Do you hear the people sing?

As the Ukrainian President backs away from a pact to take the country into EU and greater prospective wealth,the country erupts in anger: Will Russia’s muscle power prevail over the will of millions?

DAVID M HERSZENHORN

YURI V Lutsenko,a one-time field commander of Ukraine’s 2004 Orange Revolution,last week looked out across the tens of thousands of people who had gathered to protest against the government’s decision to back away from a far-reaching political and trade deal with the European Union. Standing onstage,Lutsenko felt a deep need to apologise.

“I would like you to accept my personal apologies for what was not finished,” he told the crowd.

For the second time in a decade,Ukraine is in turmoil,with tens of thousands of protesters across cities demanding that the country shake off its post-Soviet identity and move into the orbit of a more prosperous Europe.

They have exploded in anger since their leaders,buckling under pressure from Moscow,said they would walk away from a deal that many here,especially the young,see as a vital step in escaping the Kremlin’s clutches and joining fellow ex-satellite countries of Eastern Europe.

On Monday,thousands blocked entrances to the government building in Kiev and called for the ouster of the prime minister and his cabinet. This followed the huge rally in the capital Sunday. At least three lawmakers of the governing Party of Regions have quit,ahead of a confidence vote in Parliament on Tuesday.

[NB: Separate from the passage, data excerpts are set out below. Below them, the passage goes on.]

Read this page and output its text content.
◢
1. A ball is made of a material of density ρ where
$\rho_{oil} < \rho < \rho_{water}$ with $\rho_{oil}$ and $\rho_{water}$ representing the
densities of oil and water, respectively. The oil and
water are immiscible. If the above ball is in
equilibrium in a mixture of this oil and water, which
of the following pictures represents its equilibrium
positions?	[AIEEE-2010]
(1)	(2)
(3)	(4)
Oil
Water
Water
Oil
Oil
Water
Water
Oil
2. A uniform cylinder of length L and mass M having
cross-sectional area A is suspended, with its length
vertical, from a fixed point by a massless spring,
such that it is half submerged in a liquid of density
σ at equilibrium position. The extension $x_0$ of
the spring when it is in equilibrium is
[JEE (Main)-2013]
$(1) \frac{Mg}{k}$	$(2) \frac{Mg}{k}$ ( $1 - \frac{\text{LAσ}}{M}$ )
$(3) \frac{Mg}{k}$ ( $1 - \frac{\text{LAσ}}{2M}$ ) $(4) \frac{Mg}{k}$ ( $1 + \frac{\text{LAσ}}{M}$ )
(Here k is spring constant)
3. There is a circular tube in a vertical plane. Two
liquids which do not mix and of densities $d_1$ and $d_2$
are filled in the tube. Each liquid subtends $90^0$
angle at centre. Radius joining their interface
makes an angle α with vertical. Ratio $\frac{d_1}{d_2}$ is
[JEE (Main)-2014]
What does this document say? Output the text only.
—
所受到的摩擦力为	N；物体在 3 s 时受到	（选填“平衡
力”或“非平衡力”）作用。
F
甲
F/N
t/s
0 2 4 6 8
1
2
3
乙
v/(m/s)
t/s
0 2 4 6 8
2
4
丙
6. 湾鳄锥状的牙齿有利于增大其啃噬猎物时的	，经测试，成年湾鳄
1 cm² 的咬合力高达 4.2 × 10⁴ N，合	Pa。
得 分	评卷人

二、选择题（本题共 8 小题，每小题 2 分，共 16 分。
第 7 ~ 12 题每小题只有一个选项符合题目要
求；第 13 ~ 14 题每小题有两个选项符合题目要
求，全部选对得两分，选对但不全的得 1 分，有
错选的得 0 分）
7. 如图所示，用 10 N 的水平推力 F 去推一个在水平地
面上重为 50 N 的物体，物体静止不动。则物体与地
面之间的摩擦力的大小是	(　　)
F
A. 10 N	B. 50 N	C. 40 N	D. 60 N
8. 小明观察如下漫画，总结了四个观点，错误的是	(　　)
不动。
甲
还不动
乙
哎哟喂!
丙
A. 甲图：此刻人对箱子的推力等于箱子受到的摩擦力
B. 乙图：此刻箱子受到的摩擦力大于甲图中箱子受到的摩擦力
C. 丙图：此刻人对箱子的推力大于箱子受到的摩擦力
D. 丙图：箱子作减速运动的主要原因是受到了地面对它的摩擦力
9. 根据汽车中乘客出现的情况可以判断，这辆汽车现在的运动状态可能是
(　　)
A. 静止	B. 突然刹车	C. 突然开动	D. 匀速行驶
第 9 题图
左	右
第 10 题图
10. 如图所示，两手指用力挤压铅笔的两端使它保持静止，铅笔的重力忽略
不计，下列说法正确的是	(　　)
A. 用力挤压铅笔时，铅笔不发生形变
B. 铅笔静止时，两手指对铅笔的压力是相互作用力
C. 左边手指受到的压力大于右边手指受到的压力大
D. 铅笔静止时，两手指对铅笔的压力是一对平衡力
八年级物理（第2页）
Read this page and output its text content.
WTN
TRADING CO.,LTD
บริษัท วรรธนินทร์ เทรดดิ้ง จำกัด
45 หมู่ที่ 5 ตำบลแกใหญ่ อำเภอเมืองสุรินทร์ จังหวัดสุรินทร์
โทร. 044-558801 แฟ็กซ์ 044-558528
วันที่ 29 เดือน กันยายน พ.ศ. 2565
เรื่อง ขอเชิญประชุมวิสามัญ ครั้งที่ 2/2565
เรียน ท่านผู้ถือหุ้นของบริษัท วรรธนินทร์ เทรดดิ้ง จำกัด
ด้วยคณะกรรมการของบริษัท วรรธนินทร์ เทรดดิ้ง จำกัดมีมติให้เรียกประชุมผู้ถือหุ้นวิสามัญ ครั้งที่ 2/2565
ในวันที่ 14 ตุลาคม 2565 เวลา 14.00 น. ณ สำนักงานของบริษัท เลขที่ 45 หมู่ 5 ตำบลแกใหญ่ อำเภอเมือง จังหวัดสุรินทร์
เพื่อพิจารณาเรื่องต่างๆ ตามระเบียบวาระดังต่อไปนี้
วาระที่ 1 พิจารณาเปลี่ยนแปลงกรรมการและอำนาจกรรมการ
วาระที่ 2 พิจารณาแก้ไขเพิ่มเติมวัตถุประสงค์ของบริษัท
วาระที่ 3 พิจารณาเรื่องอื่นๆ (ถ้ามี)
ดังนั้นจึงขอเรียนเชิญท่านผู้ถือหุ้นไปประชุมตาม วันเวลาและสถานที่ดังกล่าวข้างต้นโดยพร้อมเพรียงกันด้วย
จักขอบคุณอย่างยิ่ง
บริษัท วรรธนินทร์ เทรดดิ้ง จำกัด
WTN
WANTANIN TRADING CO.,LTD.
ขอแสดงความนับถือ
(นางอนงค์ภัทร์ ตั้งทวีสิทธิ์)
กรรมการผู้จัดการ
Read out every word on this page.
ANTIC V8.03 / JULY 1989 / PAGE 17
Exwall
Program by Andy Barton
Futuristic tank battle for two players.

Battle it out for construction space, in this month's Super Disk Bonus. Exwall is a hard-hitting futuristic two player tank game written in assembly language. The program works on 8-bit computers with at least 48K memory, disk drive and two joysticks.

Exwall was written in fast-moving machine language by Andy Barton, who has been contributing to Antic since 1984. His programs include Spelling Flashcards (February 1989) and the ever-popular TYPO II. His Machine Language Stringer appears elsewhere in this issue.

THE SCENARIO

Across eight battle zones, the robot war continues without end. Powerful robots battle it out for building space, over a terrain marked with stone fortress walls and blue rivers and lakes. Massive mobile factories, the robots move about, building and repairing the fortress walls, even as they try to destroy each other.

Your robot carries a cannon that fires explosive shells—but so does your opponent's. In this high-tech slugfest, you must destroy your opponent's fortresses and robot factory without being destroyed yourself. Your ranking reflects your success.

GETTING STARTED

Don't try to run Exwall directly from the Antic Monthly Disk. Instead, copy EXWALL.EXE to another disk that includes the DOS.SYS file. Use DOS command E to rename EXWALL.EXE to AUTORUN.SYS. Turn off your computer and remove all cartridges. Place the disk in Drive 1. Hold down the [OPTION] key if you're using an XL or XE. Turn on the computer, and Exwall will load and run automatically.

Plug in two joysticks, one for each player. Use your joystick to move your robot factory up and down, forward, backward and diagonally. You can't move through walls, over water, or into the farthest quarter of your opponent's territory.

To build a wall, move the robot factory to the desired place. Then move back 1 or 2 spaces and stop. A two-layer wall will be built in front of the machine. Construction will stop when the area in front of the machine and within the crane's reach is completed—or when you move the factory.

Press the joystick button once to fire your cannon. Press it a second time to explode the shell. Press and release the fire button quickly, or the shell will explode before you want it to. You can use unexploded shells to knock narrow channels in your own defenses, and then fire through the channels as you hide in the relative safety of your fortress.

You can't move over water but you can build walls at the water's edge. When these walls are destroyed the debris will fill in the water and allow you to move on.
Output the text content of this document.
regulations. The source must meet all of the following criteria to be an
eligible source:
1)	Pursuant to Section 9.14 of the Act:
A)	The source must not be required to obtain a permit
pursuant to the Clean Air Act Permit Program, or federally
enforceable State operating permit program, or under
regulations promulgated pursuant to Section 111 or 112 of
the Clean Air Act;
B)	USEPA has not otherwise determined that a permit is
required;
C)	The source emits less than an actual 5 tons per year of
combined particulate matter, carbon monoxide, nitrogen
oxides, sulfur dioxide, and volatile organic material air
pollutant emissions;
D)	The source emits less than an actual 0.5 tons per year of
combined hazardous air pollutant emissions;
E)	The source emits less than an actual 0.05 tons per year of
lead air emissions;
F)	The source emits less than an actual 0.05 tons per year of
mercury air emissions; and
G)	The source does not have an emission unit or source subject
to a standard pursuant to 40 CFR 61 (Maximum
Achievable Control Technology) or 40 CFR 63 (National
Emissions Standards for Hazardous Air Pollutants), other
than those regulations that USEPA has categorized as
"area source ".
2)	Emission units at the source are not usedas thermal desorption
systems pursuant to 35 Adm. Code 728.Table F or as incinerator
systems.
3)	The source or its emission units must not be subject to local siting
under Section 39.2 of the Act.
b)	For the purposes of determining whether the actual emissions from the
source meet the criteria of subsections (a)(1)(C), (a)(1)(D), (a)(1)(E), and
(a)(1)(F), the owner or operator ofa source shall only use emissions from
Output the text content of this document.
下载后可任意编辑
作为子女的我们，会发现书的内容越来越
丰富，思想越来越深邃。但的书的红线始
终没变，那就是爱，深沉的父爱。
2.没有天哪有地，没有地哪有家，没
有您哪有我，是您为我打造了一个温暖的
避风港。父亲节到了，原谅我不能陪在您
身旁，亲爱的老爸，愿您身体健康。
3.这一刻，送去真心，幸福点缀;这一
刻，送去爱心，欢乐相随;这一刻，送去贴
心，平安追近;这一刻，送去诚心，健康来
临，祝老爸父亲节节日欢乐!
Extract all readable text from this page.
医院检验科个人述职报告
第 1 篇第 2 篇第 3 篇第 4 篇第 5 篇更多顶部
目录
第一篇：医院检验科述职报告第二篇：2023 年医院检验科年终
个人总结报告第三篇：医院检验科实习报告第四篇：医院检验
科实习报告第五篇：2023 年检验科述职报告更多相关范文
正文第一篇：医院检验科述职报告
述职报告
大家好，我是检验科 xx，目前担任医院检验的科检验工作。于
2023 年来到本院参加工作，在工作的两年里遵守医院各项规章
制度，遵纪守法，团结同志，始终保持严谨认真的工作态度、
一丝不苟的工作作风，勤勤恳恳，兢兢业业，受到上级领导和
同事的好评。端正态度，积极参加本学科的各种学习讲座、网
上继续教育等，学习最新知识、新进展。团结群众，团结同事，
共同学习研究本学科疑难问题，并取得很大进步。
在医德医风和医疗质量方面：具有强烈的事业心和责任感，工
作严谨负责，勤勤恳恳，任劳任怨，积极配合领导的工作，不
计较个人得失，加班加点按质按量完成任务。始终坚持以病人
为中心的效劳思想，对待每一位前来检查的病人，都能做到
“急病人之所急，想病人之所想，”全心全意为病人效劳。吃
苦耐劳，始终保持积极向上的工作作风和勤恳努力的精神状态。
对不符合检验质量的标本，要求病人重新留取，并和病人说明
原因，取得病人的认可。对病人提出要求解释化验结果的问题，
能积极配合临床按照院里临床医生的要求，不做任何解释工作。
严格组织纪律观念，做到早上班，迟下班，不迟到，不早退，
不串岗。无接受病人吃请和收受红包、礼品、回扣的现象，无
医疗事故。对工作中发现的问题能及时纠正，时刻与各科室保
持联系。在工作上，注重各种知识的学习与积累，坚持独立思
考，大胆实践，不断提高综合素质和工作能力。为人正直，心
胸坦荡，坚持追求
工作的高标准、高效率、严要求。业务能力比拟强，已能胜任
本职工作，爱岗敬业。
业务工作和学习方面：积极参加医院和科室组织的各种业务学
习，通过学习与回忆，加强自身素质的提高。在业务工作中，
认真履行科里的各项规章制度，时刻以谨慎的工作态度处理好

At stake is not just the fate of a free trade pact but whether Russia,willing to use every bit of economic muscle — including trade threats and its stranglehold on energy supplies — will prevail over the national aspirations of millions of people.

The effort to draw in Ukraine and other ex-Soviet republics is also crucial to Europe,which has invested heavily in it and can ill afford a defeat at a time of continuing economic strains. Calls for Europe to answer the Kremlin’s threats against Ukraine with sanctions are raising the prospect of a trade war.

More than 20 years after declaring its freedom and hastening the collapse of the Soviet Union,the country of 46 million remains caught between Russia and the West,its domestic politics riven by corruption and ethno-regional strife,its people fearful about the future.

Many Ukrainians say they regard the country’s political rulers since the end of the Soviet era to be a collective failure. At the same time,they say they recognise the constraints of being almost entirely dependent on Russia for energy,as well as the burden of being home to vital Russian military assets.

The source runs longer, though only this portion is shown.